Rubin needed to find Dracula because according to Mr. K, Bela Marko was then ratting him and Sherman out on the Markowitz murder. They needed to find Dracula to learn exactly when Marko had come in and out of the United States so that they could discredit his story of being an eyewitness. Dracula didn’t want to talk to Mr. K, because Mr. K had ripped him off in their last scheme. So when I called Dracula and explained what was going on, he said, “this is very interesting problem that Sherman and K——have. Marko came in officially after Markowitz was murdered….but he came in without the authorities knowing a year before that and when Markowitz was killed, he left in a big hurry without explanation. We always did wonder why he was in such a hurry to get out of the country that time.”
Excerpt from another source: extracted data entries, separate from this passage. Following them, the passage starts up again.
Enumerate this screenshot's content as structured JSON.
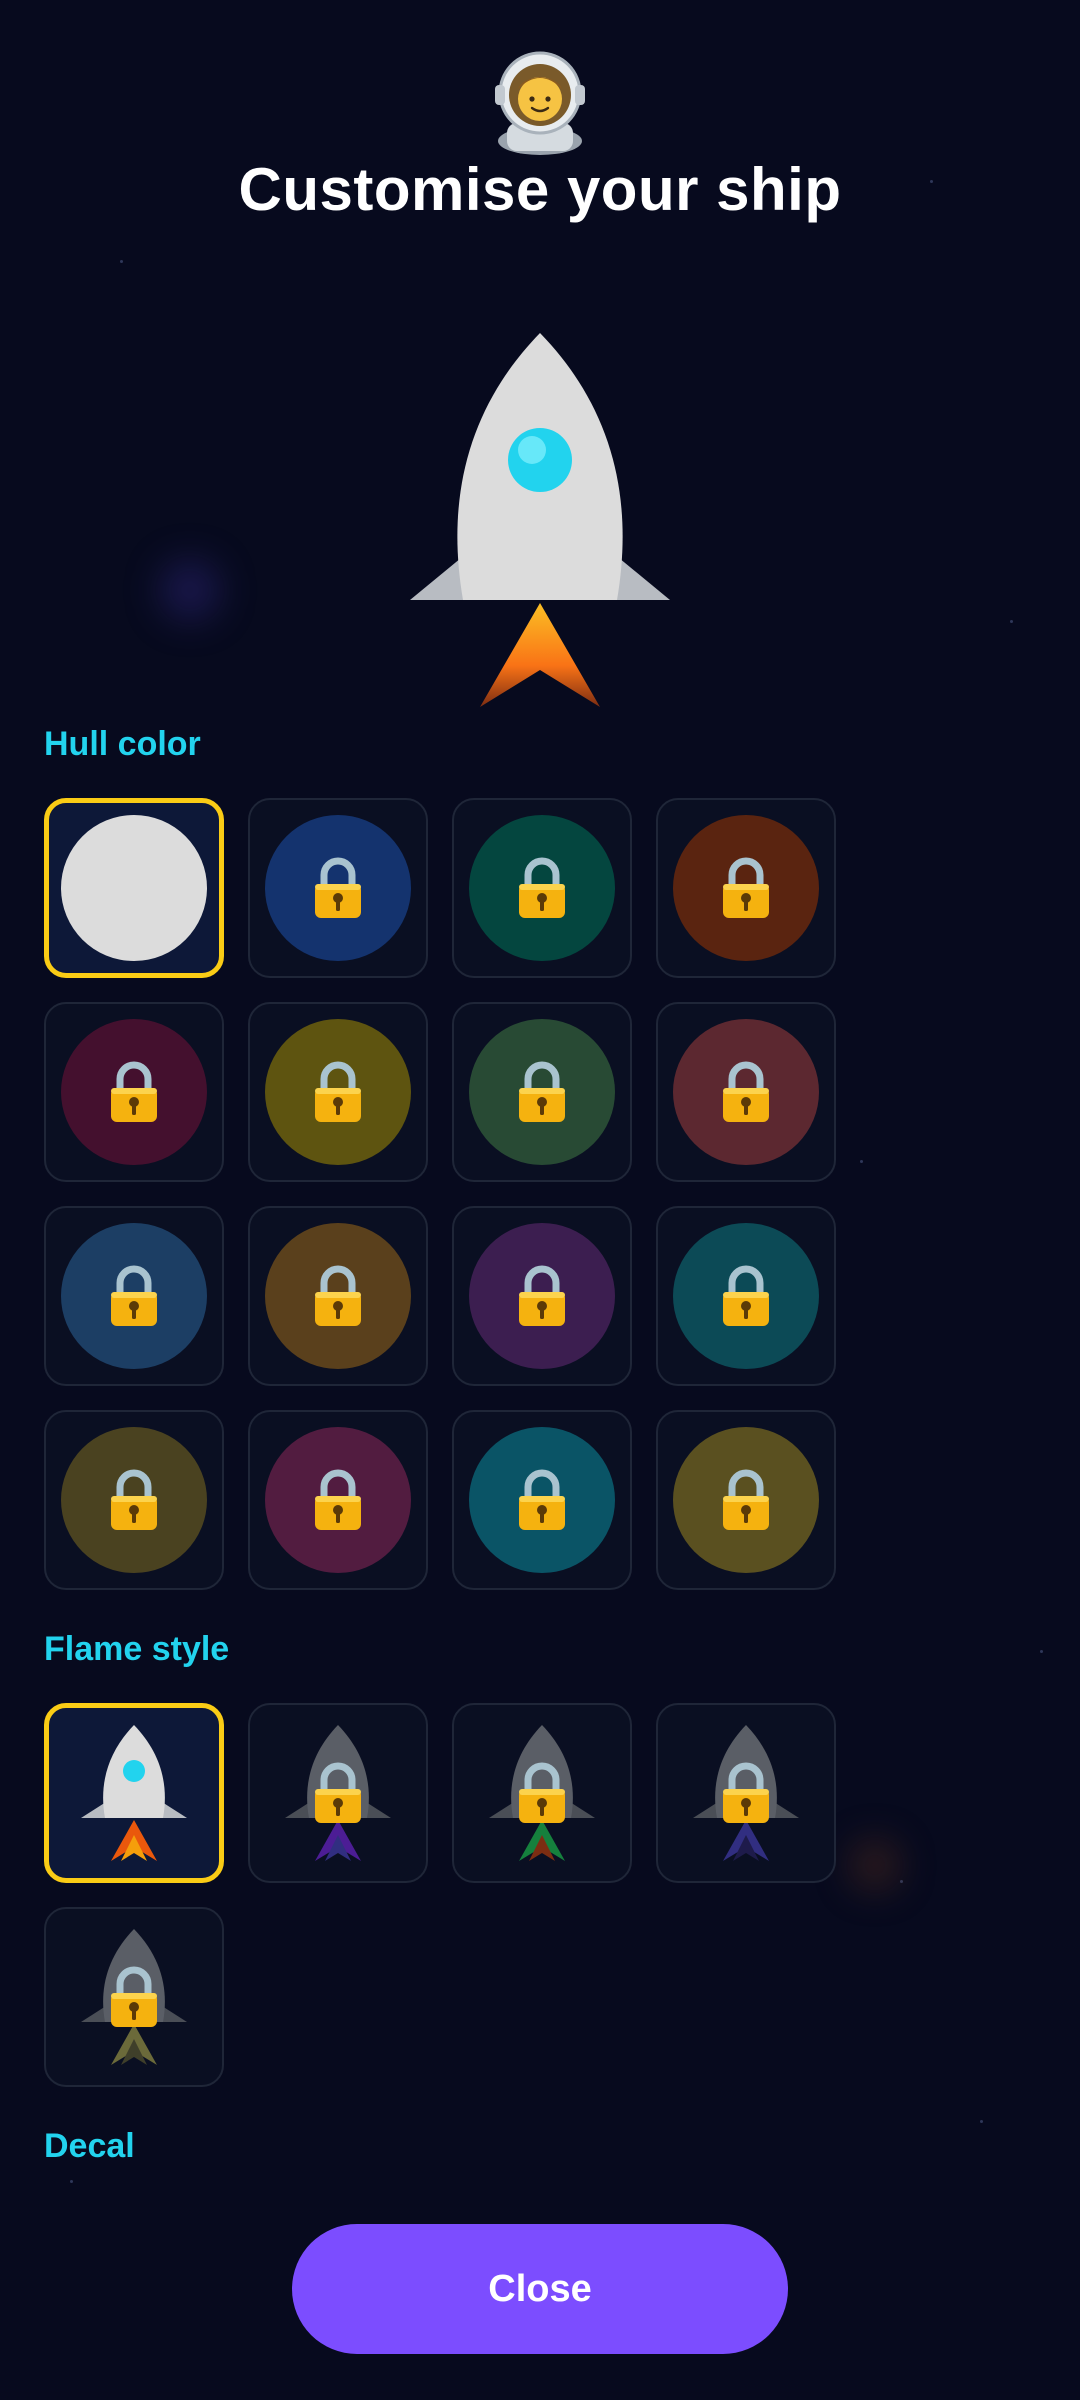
{
  "header": {
    "avatar_icon": "astronaut-icon",
    "title": "Customise your ship"
  },
  "preview": {
    "hull_color": "#dcdcdc",
    "window_color": "#22d3ee",
    "flame_color": "#f97316"
  },
  "sections": {
    "hull_color_label": "Hull color",
    "flame_style_label": "Flame style",
    "decal_label": "Decal"
  },
  "hull_colors": [
    {
      "color": "#dcdcdc",
      "selected": true,
      "locked": false
    },
    {
      "color": "#14336e",
      "selected": false,
      "locked": true
    },
    {
      "color": "#04463f",
      "selected": false,
      "locked": true
    },
    {
      "color": "#5a2410",
      "selected": false,
      "locked": true
    },
    {
      "color": "#44102e",
      "selected": false,
      "locked": true
    },
    {
      "color": "#5e5410",
      "selected": false,
      "locked": true
    },
    {
      "color": "#284a34",
      "selected": false,
      "locked": true
    },
    {
      "color": "#5c2830",
      "selected": false,
      "locked": true
    },
    {
      "color": "#1c3e64",
      "selected": false,
      "locked": true
    },
    {
      "color": "#5a401c",
      "selected": false,
      "locked": true
    },
    {
      "color": "#3c1e50",
      "selected": false,
      "locked": true
    },
    {
      "color": "#0c4a56",
      "selected": false,
      "locked": true
    },
    {
      "color": "#4a4220",
      "selected": false,
      "locked": true
    },
    {
      "color": "#521c40",
      "selected": false,
      "locked": true
    },
    {
      "color": "#0a5466",
      "selected": false,
      "locked": true
    },
    {
      "color": "#5a5020",
      "selected": false,
      "locked": true
    }
  ],
  "flame_styles": [
    {
      "flame": [
        "#ea580c",
        "#f59e0b"
      ],
      "selected": true,
      "locked": false
    },
    {
      "flame": [
        "#4c1d95",
        "#312e81"
      ],
      "selected": false,
      "locked": true
    },
    {
      "flame": [
        "#15803d",
        "#7c2d12"
      ],
      "selected": false,
      "locked": true
    },
    {
      "flame": [
        "#312e81",
        "#1e1b4b"
      ],
      "selected": false,
      "locked": true
    },
    {
      "flame": [
        "#6b6a3a",
        "#3f3f2a"
      ],
      "selected": false,
      "locked": true
    }
  ],
  "actions": {
    "close_label": "Close"
  }
}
I also found out before Marko was ever let out of prison in Nevada, that Mr. K had gotten a rumor to him to convince him that both Csaba Simon and Dracula had betrayed him somehow. It was complete nonsense, but Marko believed it and let it be known that he intended to kill Simon and Dracula when he got out. Could that have been why he was at the Hillside? Was he stalking Csaba to cancel his ticket? We’ll never know, but it’s a reasonable hypothesis.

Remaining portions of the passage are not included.